I asked everyone to give their first thoughts about possible topics. No one is committed to these; it’s just a good time to get the ball rolling.
Nico was thinking about the regulation of an apparently victimless crime: prostitution. He also had some thoughts about a project more centered on campus life. (Philosophy and economics)
Shakira was struck by the odd pricing of luxury goods in the US and China. Why does a bag cost less in the US than it does in China, where it is made? Good question! (Politics and economics)
Jacob had clinical trials for cancer drugs on his mind. E.g., when should patients be allowed to use drugs that have not yet been approved? (Economics and politics)

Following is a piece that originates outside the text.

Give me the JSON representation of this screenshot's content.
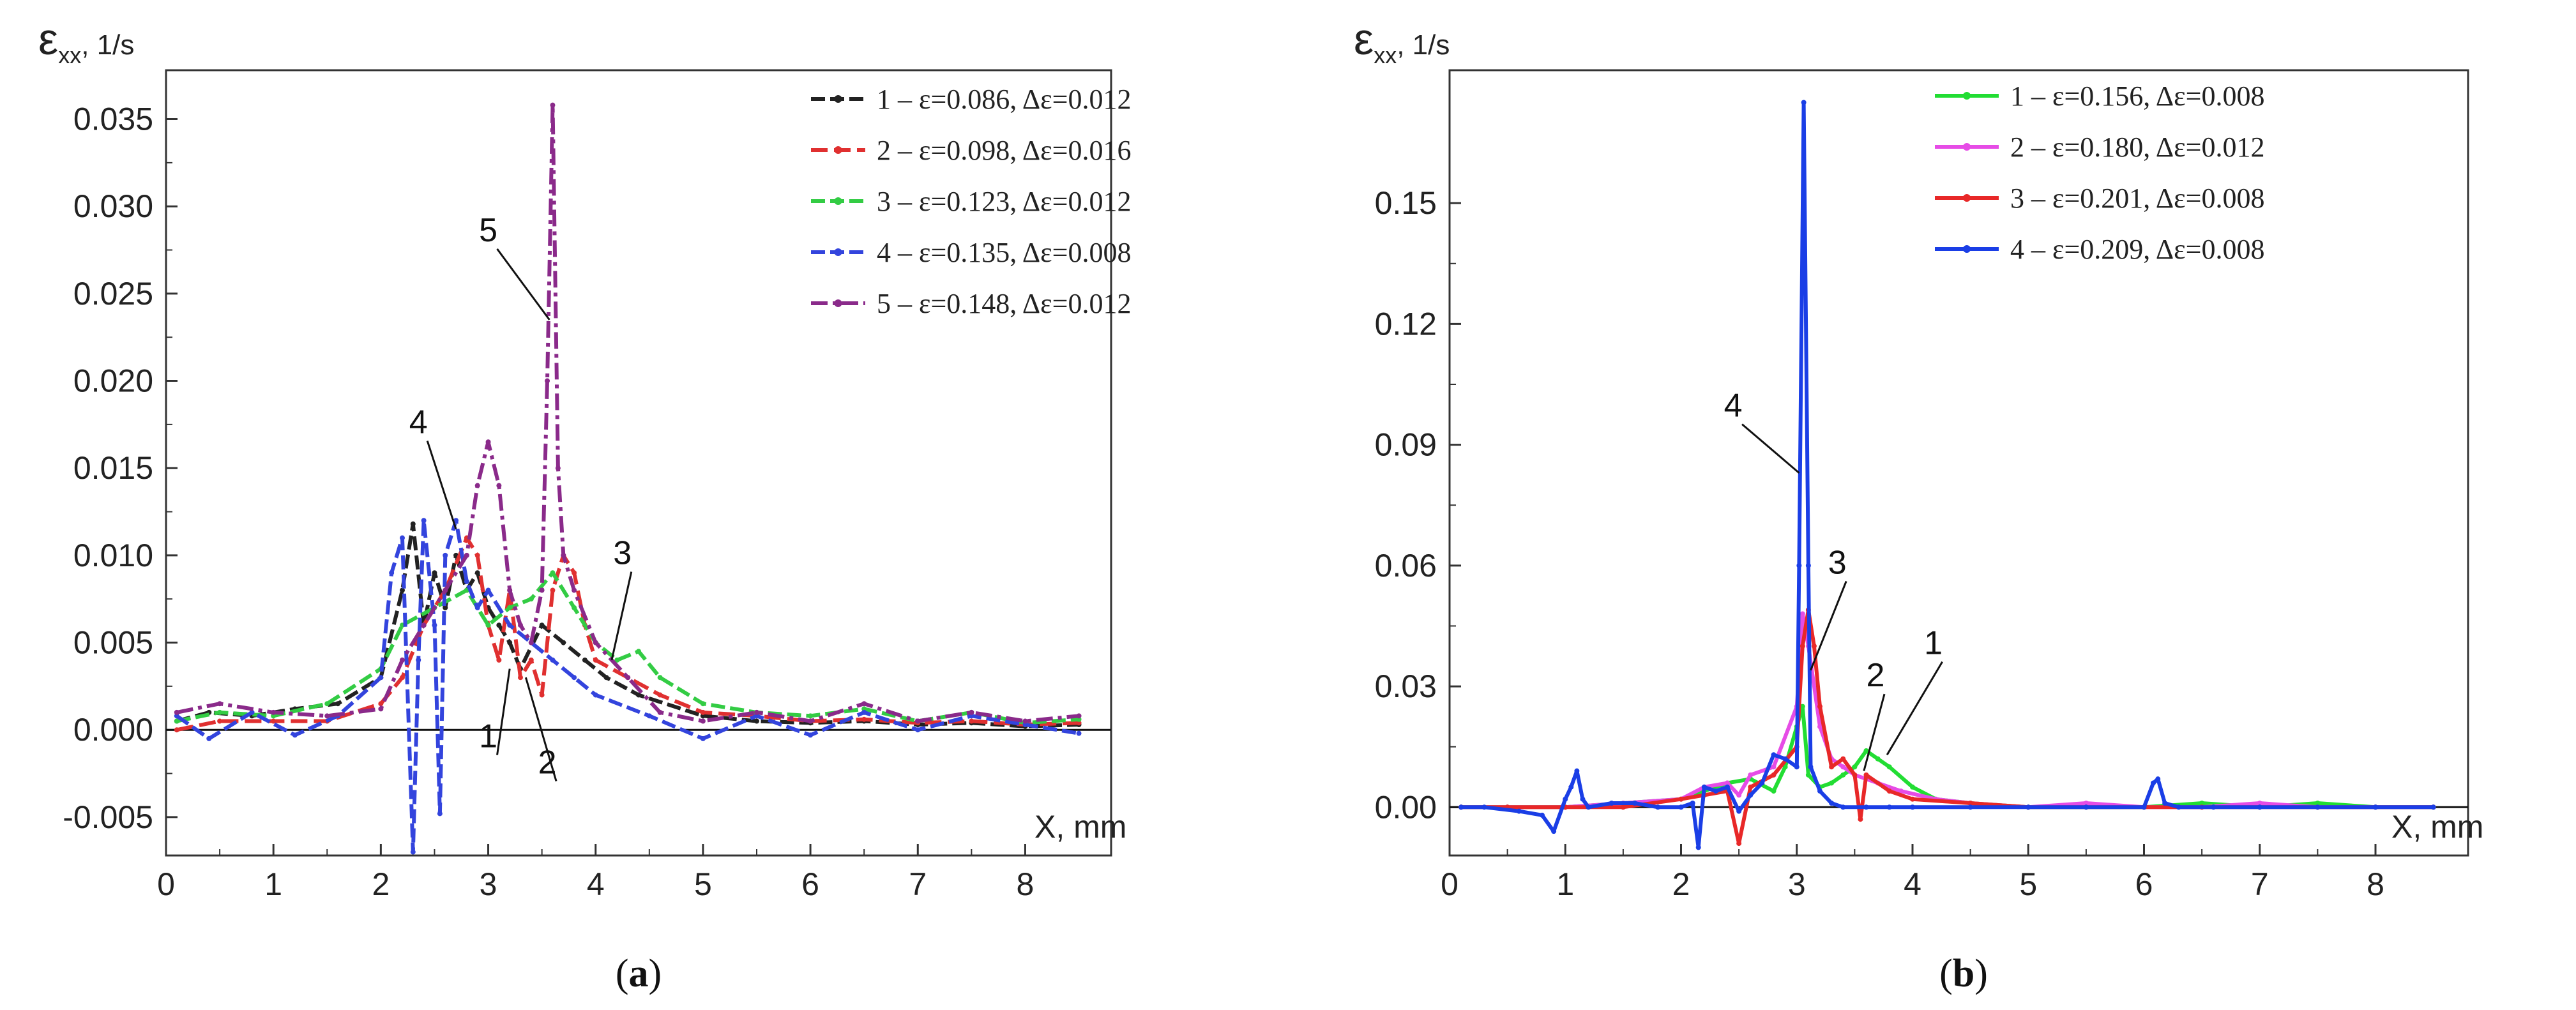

Blake was thinking about health care systems. The US system is unique in the developed world and Blake was curious about whether identity politics explains why.

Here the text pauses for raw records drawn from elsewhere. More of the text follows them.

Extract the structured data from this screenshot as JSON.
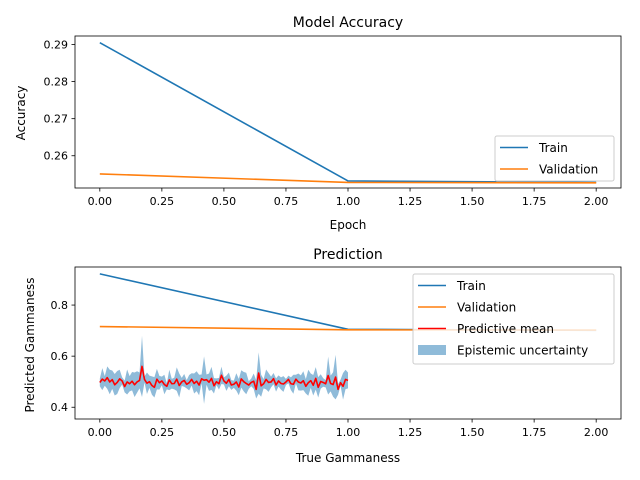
{
  "chart_data": [
    {
      "type": "line",
      "title": "Model Accuracy",
      "xlabel": "Epoch",
      "ylabel": "Accuracy",
      "xlim": [
        -0.1,
        2.1
      ],
      "ylim": [
        0.2513,
        0.2923
      ],
      "xticks": [
        0.0,
        0.25,
        0.5,
        0.75,
        1.0,
        1.25,
        1.5,
        1.75,
        2.0
      ],
      "xtick_labels": [
        "0.00",
        "0.25",
        "0.50",
        "0.75",
        "1.00",
        "1.25",
        "1.50",
        "1.75",
        "2.00"
      ],
      "yticks": [
        0.26,
        0.27,
        0.28,
        0.29
      ],
      "ytick_labels": [
        "0.26",
        "0.27",
        "0.28",
        "0.29"
      ],
      "grid": false,
      "legend": "lower right",
      "x": [
        0,
        1,
        2
      ],
      "series": [
        {
          "name": "Train",
          "color": "#1f77b4",
          "values": [
            0.2905,
            0.2532,
            0.2528
          ]
        },
        {
          "name": "Validation",
          "color": "#ff7f0e",
          "values": [
            0.2551,
            0.2528,
            0.2527
          ]
        }
      ]
    },
    {
      "type": "line",
      "title": "Prediction",
      "xlabel": "True Gammaness",
      "ylabel": "Predicted Gammaness",
      "xlim": [
        -0.1,
        2.1
      ],
      "ylim": [
        0.354,
        0.949
      ],
      "xticks": [
        0.0,
        0.25,
        0.5,
        0.75,
        1.0,
        1.25,
        1.5,
        1.75,
        2.0
      ],
      "xtick_labels": [
        "0.00",
        "0.25",
        "0.50",
        "0.75",
        "1.00",
        "1.25",
        "1.50",
        "1.75",
        "2.00"
      ],
      "yticks": [
        0.4,
        0.6,
        0.8
      ],
      "ytick_labels": [
        "0.4",
        "0.6",
        "0.8"
      ],
      "grid": false,
      "legend": "upper right",
      "x": [
        0,
        1,
        2
      ],
      "series": [
        {
          "name": "Train",
          "color": "#1f77b4",
          "values": [
            0.922,
            0.705,
            0.701
          ]
        },
        {
          "name": "Validation",
          "color": "#ff7f0e",
          "values": [
            0.716,
            0.703,
            0.702
          ]
        }
      ],
      "predictive_mean": {
        "name": "Predictive mean",
        "color": "#ff0000",
        "x_start": 0.0,
        "x_end": 1.0,
        "values": [
          0.497,
          0.51,
          0.503,
          0.516,
          0.499,
          0.508,
          0.488,
          0.497,
          0.511,
          0.503,
          0.481,
          0.499,
          0.492,
          0.502,
          0.488,
          0.499,
          0.505,
          0.56,
          0.509,
          0.494,
          0.5,
          0.485,
          0.478,
          0.51,
          0.496,
          0.503,
          0.489,
          0.482,
          0.507,
          0.492,
          0.493,
          0.51,
          0.485,
          0.499,
          0.505,
          0.49,
          0.496,
          0.509,
          0.493,
          0.502,
          0.487,
          0.511,
          0.506,
          0.508,
          0.498,
          0.513,
          0.484,
          0.5,
          0.492,
          0.525,
          0.503,
          0.494,
          0.509,
          0.487,
          0.49,
          0.499,
          0.479,
          0.511,
          0.5,
          0.493,
          0.487,
          0.497,
          0.502,
          0.47,
          0.534,
          0.484,
          0.492,
          0.509,
          0.497,
          0.499,
          0.512,
          0.487,
          0.503,
          0.493,
          0.491,
          0.499,
          0.509,
          0.492,
          0.49,
          0.51,
          0.499,
          0.495,
          0.504,
          0.482,
          0.496,
          0.504,
          0.486,
          0.513,
          0.478,
          0.501,
          0.497,
          0.492,
          0.524,
          0.493,
          0.489,
          0.518,
          0.47,
          0.496,
          0.482,
          0.509,
          0.505
        ]
      },
      "uncertainty": {
        "name": "Epistemic uncertainty",
        "color": "#1f77b4",
        "opacity": 0.5,
        "half_width": [
          0.015,
          0.043,
          0.019,
          0.044,
          0.048,
          0.036,
          0.042,
          0.045,
          0.036,
          0.014,
          0.023,
          0.049,
          0.03,
          0.036,
          0.048,
          0.042,
          0.031,
          0.12,
          0.012,
          0.042,
          0.024,
          0.036,
          0.04,
          0.04,
          0.027,
          0.017,
          0.038,
          0.012,
          0.04,
          0.019,
          0.023,
          0.046,
          0.047,
          0.016,
          0.025,
          0.016,
          0.03,
          0.024,
          0.039,
          0.039,
          0.04,
          0.017,
          0.093,
          0.02,
          0.034,
          0.045,
          0.03,
          0.013,
          0.023,
          0.034,
          0.014,
          0.03,
          0.027,
          0.019,
          0.014,
          0.034,
          0.032,
          0.034,
          0.038,
          0.042,
          0.015,
          0.015,
          0.03,
          0.036,
          0.081,
          0.043,
          0.018,
          0.039,
          0.037,
          0.021,
          0.022,
          0.026,
          0.022,
          0.024,
          0.031,
          0.012,
          0.015,
          0.025,
          0.037,
          0.017,
          0.033,
          0.03,
          0.037,
          0.028,
          0.051,
          0.028,
          0.04,
          0.044,
          0.04,
          0.028,
          0.017,
          0.014,
          0.074,
          0.031,
          0.048,
          0.087,
          0.021,
          0.012,
          0.052,
          0.038,
          0.031
        ]
      }
    }
  ]
}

Jessica is curious about the relationship between ethical theories and outside intervention in African countries.
Ian is going to pursue conspiracy theories. (Politics and philosophy)
Jesal was thinking about police brutality and racial discrimination.
Tristan is bothered by the rise of fake news. Paid trolls do not make for a functioning marketplace of ideas. Can this be regulated? (Philosophy and politics)
Paul has a project like Nico’s; his concerns the criminalization of drugs.
Will has a couple of ideas. First, what are the ethical implications of overpopulation? The second is about the ethics of giving and charity. He will enjoy our day on effective altruism!
Aaron, like me, has been reading Achen and Bartels’s book on democracy. Unlike me, he is going to pursue solutions to the problems they identify. For instance, would proportional representation create a better system? Also, perhaps politicians should take a different view of their roles, given what we know about how voting works.
Etelle has already been working on the problems faced by refugees. She wants to pursue questions about what societies owe to refugees.
Matthew has three ideas. (1) Viewing political polarization through and ethical lens. (2) Applying Mill’s harm principle to education. For example, should schools teach virtuous behavior or not? (3) Looking at the growing imbalance between the executive branch and the other branches of the US government.
Adrian also had multiple ideas. (1) Social media echo chambers; I see connections with Tristan and Ian here. (2) The economic and political effects of greater automation.
Nathaniel is worried about real estate and so is considering reviving Henry George’s ideas about land taxes. He might be interested in zoning too.